İncelenen dosya kapsamına, kararın dayandığı gerekçeye, uzman orman ve fen bilirkişi tarafından eski tarihli memleket haritası, hava fotoğrafı ve kesinleşmiş orman tahdit haritasına dayalı olarak yöntemine uygun biçimde yapılan uygulama ve araştırmada temyize konu taşınmazların kıyı kenar çizgisi ve orman tahdidi dışında kaldığı, eski tarihli belgelerde de orman sayılmayan yerlerden olduğu ve davacıların dayandığı T. Sani 337 tarih 10 sıra numaralı kuzeyi ve doğusu Hacı Ali Bey evlatları tarlası, batısı Derin Dere, güneyi derya okuyan 75 dönüm miktarındaki tapu kaydının zeminde bulunan Derin Dere ve deniz hudutları sabit sınır olarak alındığında temyize konu taşınmazların tapu miktarı kapsamı içinde kaldıkları belirlenmiş olmasına göre, yerinde görülmeyen temyiz itirazlarının reddi ile usûl ve kanuna uygun olan hükmün ONANMASINA, aşağıda yazılı onama harcının Orman Yönetimine yükletilmesine, Hazineden harç alınmasına yer olmadığına 08/12/2015 gününde oy çokluğuyla karar verildi.

KARŞI OY YAZISI

Dava, kadastro tespitine itiraz davasıdır.
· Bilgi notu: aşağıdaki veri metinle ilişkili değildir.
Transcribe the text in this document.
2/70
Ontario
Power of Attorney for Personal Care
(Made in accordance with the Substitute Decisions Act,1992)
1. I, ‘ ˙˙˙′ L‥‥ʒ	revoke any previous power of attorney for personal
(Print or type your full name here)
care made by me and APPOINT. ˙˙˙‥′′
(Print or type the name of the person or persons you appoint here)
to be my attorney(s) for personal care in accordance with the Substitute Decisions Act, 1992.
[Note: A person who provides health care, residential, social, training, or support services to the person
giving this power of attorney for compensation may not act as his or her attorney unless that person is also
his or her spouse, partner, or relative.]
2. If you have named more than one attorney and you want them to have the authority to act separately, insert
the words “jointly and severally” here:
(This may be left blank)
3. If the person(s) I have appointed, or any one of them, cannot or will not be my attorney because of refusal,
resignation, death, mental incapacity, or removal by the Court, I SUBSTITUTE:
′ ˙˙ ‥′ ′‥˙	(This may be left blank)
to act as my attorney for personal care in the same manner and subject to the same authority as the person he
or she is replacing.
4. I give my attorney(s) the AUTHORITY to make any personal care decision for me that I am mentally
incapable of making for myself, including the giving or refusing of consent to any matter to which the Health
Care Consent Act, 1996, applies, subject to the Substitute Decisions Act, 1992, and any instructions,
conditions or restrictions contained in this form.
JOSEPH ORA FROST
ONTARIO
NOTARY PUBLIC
Kadastroca tapu kaydına istinaden tespitler yapılmış, daha önce açılan dava nedeniyle malik haneleri boş bırakılarak tutanaklar kadastro mahkemesine gönderilmişlerdir. 1954 yılında yapılan genel arazi kadastrosunda tescil harici bırakılmış, 1988 yılında ise idari yoldan Hazine adına tapuya kaydedilmişlerdir. 1966 yılında yapılıp kesinleşen orman kadastrosu ile 1989 yılında yapılan aplikasyon ve 2/B uygulaması vardır.
Mahkemece; 300 ada 1 parsel ilâ 149 parsel ve 187 sayılı parsellerin davacılar adına tapuya kayıt ve tesciline, 300 ada 151 ve 152 sayılı parsellerin orman olarak Hazine adına tapuya tesciline, 300 ada 153 parsel ilâ 186 parsellerin kıyı kenar çizgisi içinde kaldığından tespit dışı bırakılmasına karar verilmiştir.
Kişiler adına tapuya tesciline karar verilen parseller yönünden mahkemenin kabulü ve araştırmasının yeterli olmadığı kanaatindeyim. Çünkü: davacıların dayandığı T.Sani 337 tarih 10 sıra nolu tapu kaydının zemine dört sınır itibariyle tam olarak uyup uymadığı araştırılmamıştır. Tapu kaydının sınırları, kuzey ve doğusu Hacı Ali Bey evlatları tarlası, Batısı: Derin Dere, Güneyi: Derya sınırını okumakta ve yüzölçümü 75 dönümdür. Bu tapu kaydının uygulandığı dava konusu parseller ve dava dışı kesinleşen parseller ile kuzey ve doğu sınırdaki Hacı Ali Bey tarlaları arasında uzak mesafeler vardır. Hacı Ali Bey tarlaları kuzey ve doğuda hemen bitişikte değildir. Arada boşluklar ve fiilen ormanlar bulunmaktadır. Batıda; Dere, Güneyde; Deniz vardır. Bu tapu kaydının yüzölçümünden çok daha geniş bir alanı kapsadığı kabul edilmektedir. Tapu kaydının dört sınırının da zeminde tam olarak belirlemesi ve tespiti yapılmamıştır.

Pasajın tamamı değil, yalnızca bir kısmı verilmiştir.